Dogs really were man’s best friend during the lockdown after the Government admitted that more cats than dogs have been abandoned so far during the pandemic.
Figures from the Association of Dogs and Cats Homes, which were cited by ministers in Parliament, show that cats were far more likely to be abandoned than dogs during the lockdown.
The survey of more than 130 animal-rescue homes during the lockdown in April found 15 per cent were reporting fewer dogs being abandoned than usual, with only 8 per cent taking in more.
The association said this was a "a reassuring trend highlighting that dog owners are taking their responsibilities seriously despite the coronavirus restrictions".
However, the story was rather different for cats with a 17 per cent jump in rescue centres reporting more cats being abandoned but only 7 per cent reporting fewer cats being dumped.
A glimmer of hope was a big increase – by 35 per cent – in people wanting to re-home a dog or cat, which the association said "highlights the important role cats and dogs can play in peoples’ lives particularly at a time when they are self isolating".
Commenting on the figures in the House of Commons, Parliamentary Under Secretary of State at the Department for Environment, Food and Rural Affairs, Victoria Prentis, told MPs: "We shall continue to engage with the sector to keep monitoring trends in the level of unwanted pets."
David Bowles, a trustee of the association, told The Telegraph: "We saw more cats being abandoned in May, June and July than we did in April. "Dogs, as an animal that people wanted to have during lockdown, hugely went up - and people are still keeping hold of their dogs.
"We saw a big interest in cats, but then people started to abandon those cats much more as lockdown went on."
He added: "Under lockdown people wanted to have a companion and they saw dogs as a good companion.
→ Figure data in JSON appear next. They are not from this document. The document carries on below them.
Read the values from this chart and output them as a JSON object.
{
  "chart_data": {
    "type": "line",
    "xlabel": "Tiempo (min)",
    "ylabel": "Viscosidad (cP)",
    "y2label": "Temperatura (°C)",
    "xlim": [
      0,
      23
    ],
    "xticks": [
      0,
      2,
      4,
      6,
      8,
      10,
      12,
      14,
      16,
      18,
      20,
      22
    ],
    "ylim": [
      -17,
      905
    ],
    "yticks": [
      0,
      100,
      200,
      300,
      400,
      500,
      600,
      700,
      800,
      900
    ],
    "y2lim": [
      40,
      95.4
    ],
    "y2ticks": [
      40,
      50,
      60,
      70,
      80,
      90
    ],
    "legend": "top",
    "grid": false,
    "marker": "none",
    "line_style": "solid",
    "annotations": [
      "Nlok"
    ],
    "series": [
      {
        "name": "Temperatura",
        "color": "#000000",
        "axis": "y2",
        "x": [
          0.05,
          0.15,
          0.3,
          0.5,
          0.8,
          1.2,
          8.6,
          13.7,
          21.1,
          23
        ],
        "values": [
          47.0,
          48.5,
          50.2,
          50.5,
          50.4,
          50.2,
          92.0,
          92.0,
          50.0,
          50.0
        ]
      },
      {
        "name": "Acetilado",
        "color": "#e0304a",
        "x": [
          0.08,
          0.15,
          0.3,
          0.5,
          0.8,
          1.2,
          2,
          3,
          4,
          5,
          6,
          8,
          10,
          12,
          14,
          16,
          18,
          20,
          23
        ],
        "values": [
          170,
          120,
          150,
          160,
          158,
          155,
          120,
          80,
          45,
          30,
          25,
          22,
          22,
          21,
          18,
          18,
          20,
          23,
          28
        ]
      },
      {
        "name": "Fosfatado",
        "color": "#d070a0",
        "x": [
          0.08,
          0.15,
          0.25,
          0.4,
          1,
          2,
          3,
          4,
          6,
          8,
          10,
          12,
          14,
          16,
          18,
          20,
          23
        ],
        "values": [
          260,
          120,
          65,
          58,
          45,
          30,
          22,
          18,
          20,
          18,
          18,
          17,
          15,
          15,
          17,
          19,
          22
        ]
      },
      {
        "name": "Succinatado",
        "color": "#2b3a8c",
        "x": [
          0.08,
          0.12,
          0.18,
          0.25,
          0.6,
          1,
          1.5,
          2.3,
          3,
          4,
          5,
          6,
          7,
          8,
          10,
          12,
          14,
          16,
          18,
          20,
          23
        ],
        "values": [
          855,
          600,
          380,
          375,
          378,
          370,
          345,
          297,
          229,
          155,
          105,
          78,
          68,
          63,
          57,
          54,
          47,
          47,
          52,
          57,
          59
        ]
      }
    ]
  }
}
And in early lockdown we were only allowed out once a day for exercise – and dogs provided a very good excuse for exercise."
Pet shops and vets can stay open during the pandemic as designated "essential retailers".
In April chain Pets at Home reported "exceptional levels of demand" amid the coronavirus outbreak.
In August the Dogs Trust warned that while demand for puppies has soared during the "stay at home" lockdown, up to 40,000 more stray or abandoned dogs could be in need of help if an economic downturn lies ahead.